Dr. Jacob Robbins, whose studies of the thyroid gland at the National Institutes of Health helped explain how it helps govern metabolism and how thyroid cancers caused by radiation may be treated or possibly prevented, died on May 12 in Bethesda, Md. He was 85.

The cause was heart failure, his family said.

With another endocrinologist at the health institutes, Joseph E. Rall, Dr. Robbins embarked on a study of thyroxine, an important hormone produced by the thyroid that helps regulate metabolism. In the 1950s, the two researchers theorized that levels of thyroxine might vary in the bloodstream, but that the level of thyroxine actually in use would often be markedly lower. They found that thyroxine had to be “free,” or not bound to globulin and other plasma proteins, to be effective, whatever the overall thyroxine level in the bloodstream.

The findings of Dr. Robbins and Dr. Rall yielded insights about what are “normal and pathologic states in the thyroid, and how to distinguish between them,” said Dr. Phillip Gorden, an endocrinologist who directed the National Institute of Diabetes and Digestive and Kidney Diseases at the N.I.H. from 1986 to 1999. The observations have also aided physicians and pharmaceutical companies in developing targeted dosages of thyroxine, which in some pregnant women helps prevent or treat hypothyroidism, a hormone deficiency that can cause lasting developmental problems in infants.

In further fruitful collaborations with Dr. Rall and others, Dr. Robbins studied incidences of thyroid cancer in patients exposed to radioactive fallout from nuclear testing. Earlier, in the 1950s, he had examined the therapeutic properties of radioactive iodine when used to pinpoint and treat cancer in the thyroid. In the decades that followed, Dr. Robbins became an authority on the harmful effects of radioactive iodine released spontaneously into the atmosphere.

At the health institutes, Dr. Robbins helped direct long-term studies of the survivors of nuclear tests and accidents, and he followed the health effects of iodine fallout after the Chernobyl reactor meltdown in Ukraine in 1986 and after American weapons testing in the Marshall Islands from the 1940s to the 1980s. He joined a vocal group of scientists who called for wider availability of a drug that can help prevent thyroid cancers from showing up after intense exposures to radiation. That drug, potassium iodide, is taken orally and floods the thyroid with iodine to block the absorption of radioactive iodine.

Dr. Robbins argued that people living near commercial nuclear reactors, particularly children, should have immediate access to potassium iodide. He urged the federal government to stockpile the drug and widen its potential distribution.

In 2001, he told The New York Times, “To me, the smart thing to do would be to have it in homes, in blister packs with adhesive backs.”

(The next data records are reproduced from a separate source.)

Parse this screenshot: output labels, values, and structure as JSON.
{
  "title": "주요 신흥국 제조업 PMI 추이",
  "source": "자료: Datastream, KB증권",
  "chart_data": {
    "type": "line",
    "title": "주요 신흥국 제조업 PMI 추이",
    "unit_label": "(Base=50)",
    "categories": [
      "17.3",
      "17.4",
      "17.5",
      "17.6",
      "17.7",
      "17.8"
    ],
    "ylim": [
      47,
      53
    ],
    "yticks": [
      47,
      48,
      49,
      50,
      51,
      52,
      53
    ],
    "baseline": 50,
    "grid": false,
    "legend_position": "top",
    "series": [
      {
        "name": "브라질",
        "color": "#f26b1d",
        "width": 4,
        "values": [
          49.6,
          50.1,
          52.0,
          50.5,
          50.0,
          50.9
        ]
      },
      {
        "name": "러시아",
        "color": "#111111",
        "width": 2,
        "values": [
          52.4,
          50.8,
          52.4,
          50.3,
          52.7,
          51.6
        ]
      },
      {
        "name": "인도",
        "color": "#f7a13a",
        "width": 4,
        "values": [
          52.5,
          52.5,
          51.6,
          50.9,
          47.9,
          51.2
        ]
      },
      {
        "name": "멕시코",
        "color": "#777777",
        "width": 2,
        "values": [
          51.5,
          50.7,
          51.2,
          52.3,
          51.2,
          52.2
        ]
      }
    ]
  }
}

Jacob Robbins was born in Yonkers. He studied chemistry at Cornell before earning a medical degree there in 1947. http://louis1j1sheehan.us



Dr. Robbins joined the health institutes as an investigator in 1954. He was chief of the clinical endocrinology branch at the National Institute of Diabetes and Digestive and Kidney Diseases from 1963 to 1991. The health institutes named him a scientist emeritus in 1995.

Dr. Robbins was a president of the American Thyroid Association. From 1968 to 1972, he was editor in chief of the journal Endocrinology. Louis J. Sheehan, Esquire

Dr. Robbins is survived by his wife, the former Jean Adams. The couple lived in Bethesda. He is also survived by a son, Mark, of Seattle; two daughters, Alice of Amherst, Mass., and Susan of Shelburne Falls, Mass.; a brother, Lionel, of Bloomfield Hills, Mich.; a sister, Evelyn Savitzky of Pittsboro, N.C.; and four grandchildren.